Impact of material factors on business model 

In the second step, analysts look at how the business model of a company is exposed to the material ESG factors identified in step one. 

Here, in-depth analysis should be conducted, including delving deeply into a company’s value drivers, such as sustainability of growth in an industry; a company’s competitive advantage; and market share. Analysts can then benchmark a company’s financial and ESG performance against its peers and industry-best practices, and also assess the impact this may have on valuations. 

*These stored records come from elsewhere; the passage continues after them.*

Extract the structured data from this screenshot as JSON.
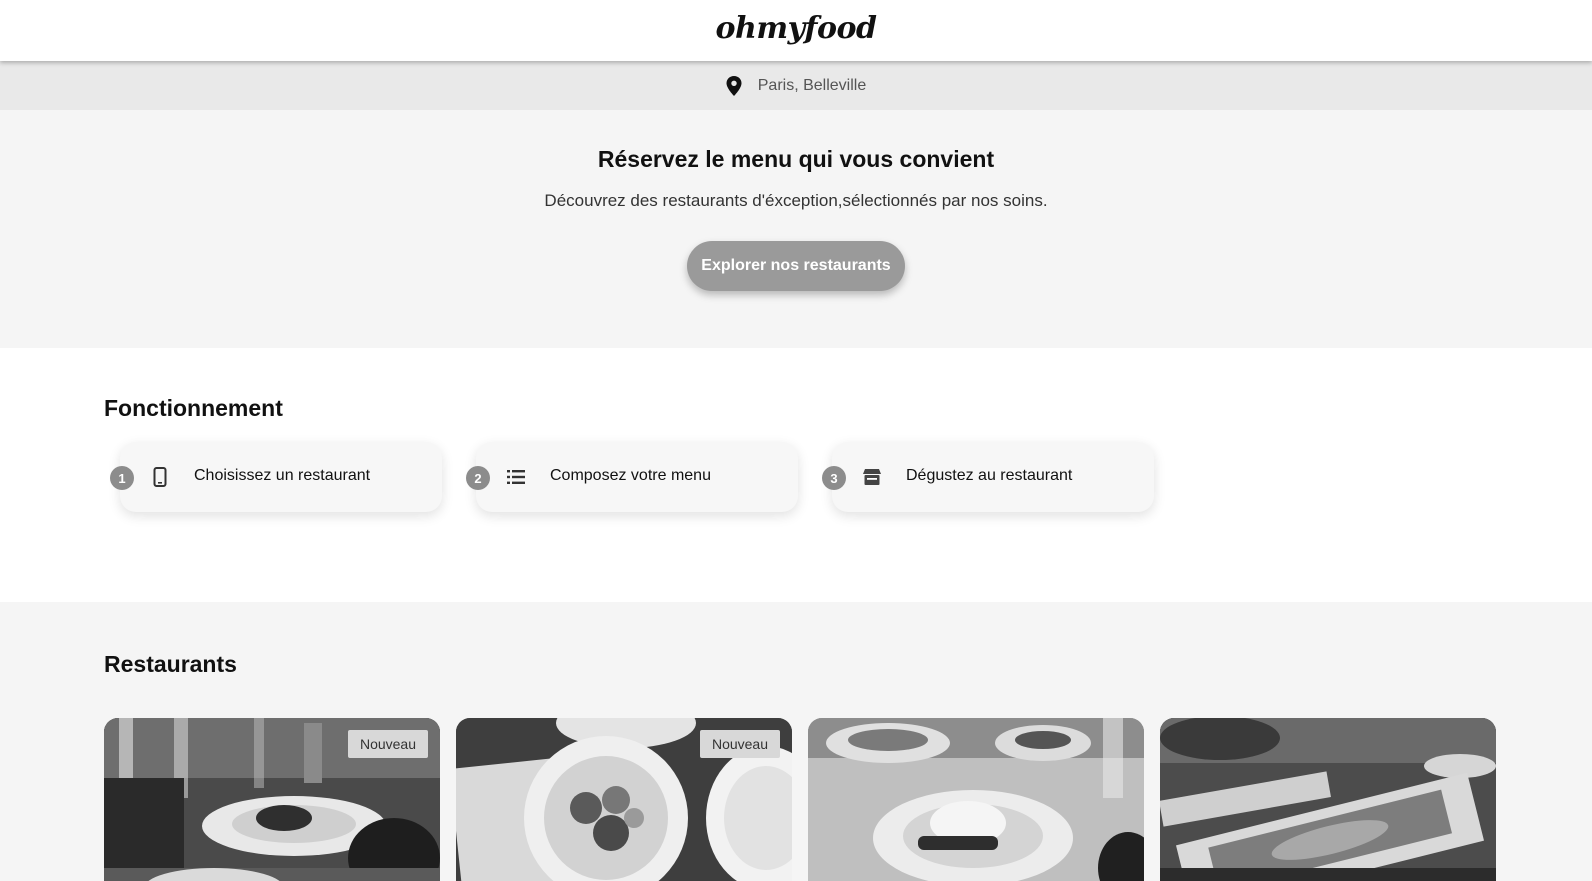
{
  "header": {
    "logo": "ohmyfood"
  },
  "location": {
    "icon": "map-pin-icon",
    "text": "Paris, Belleville"
  },
  "hero": {
    "title": "Réservez le menu qui vous convient",
    "subtitle": "Découvrez des restaurants d'éxception,sélectionnés par nos soins.",
    "cta_label": "Explorer nos restaurants"
  },
  "how": {
    "title": "Fonctionnement",
    "steps": [
      {
        "number": "1",
        "icon": "smartphone-icon",
        "label": "Choisissez un restaurant"
      },
      {
        "number": "2",
        "icon": "list-icon",
        "label": "Composez votre menu"
      },
      {
        "number": "3",
        "icon": "store-icon",
        "label": "Dégustez au restaurant"
      }
    ]
  },
  "restaurants": {
    "title": "Restaurants",
    "cards": [
      {
        "badge": "Nouveau"
      },
      {
        "badge": "Nouveau"
      },
      {
        "badge": ""
      },
      {
        "badge": ""
      }
    ]
  },
  "colors": {
    "header_bg": "#ffffff",
    "location_bg": "#e9e9e9",
    "hero_bg": "#f5f5f5",
    "cta_bg": "#9a9a9a",
    "step_number_bg": "#8c8c8c",
    "badge_bg": "#d8d8d8"
  }
}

In the third step, the impact of the ESG analysis is integrated into the valuation assessment. If the ESG impact is substantial, for example, traditional value drivers such as sales growth and margins or the weighted average cost of capital are adjusted. The ESG analysis may also result in altering a company’s competitive advantage period: the period over which it can generate excess economic returns. 

The resulting impact of material ESG factors can be positive or negative, reflecting risks or opportunities that ensue from a company’s ESG analysis. 

Of course, ESG performance isn’t the only reason to buy or sell a stock. However, if ESG risks and opportunities are significant, the ESG analysis will impact a stock’s fair value and the decision whether to buy a stock – or not to buy it. 


More recently, there has been a sharp increase in support for and interest in the UN SDGs in the sustainable investing landscape. 

Many sustainability frameworks focus mainly on how companies operate, but our SDG rating framework looks at both how they behave and what they produce. The SDGs offer a comprehensive framework that is broad enough to cover the full range of causes (e.g. humanitarian, ecological and economic) yet specific enough to guide companies on the exact criteria needed to achieve each goal.


Asset managers may actively engage with a portfolio holding on ESG matters for different reasons. An example is if the company in question were to breach the UN Global Compact. In such a serious case, an ‘enhanced engagement process’ would be initiated, and Robeco’s approach here is that part of the portfolio’s exposure to the stock would be reduced by half.

In extreme cases when enhanced engagement does not prove to be successful, the company is added to the exclusion list. Exclusions are considered as a last resort, as the preferred approach is engagement.


There is no one-size-fits-all approach to sustainable investing. However, over the course of time, consensus has grown on what approach fits various types of investors best. 

Investors at one end of the spectrum only consider financial criteria, while those at the other only consider social criteria, including philanthropy. Institutional investors generally have a focus on strategies in which sustainability is considered to mitigate risks, enhance value or create impact, alongside achieving competitive returns. 

Masja Zandbergen is head of sustainability integration at Robeco.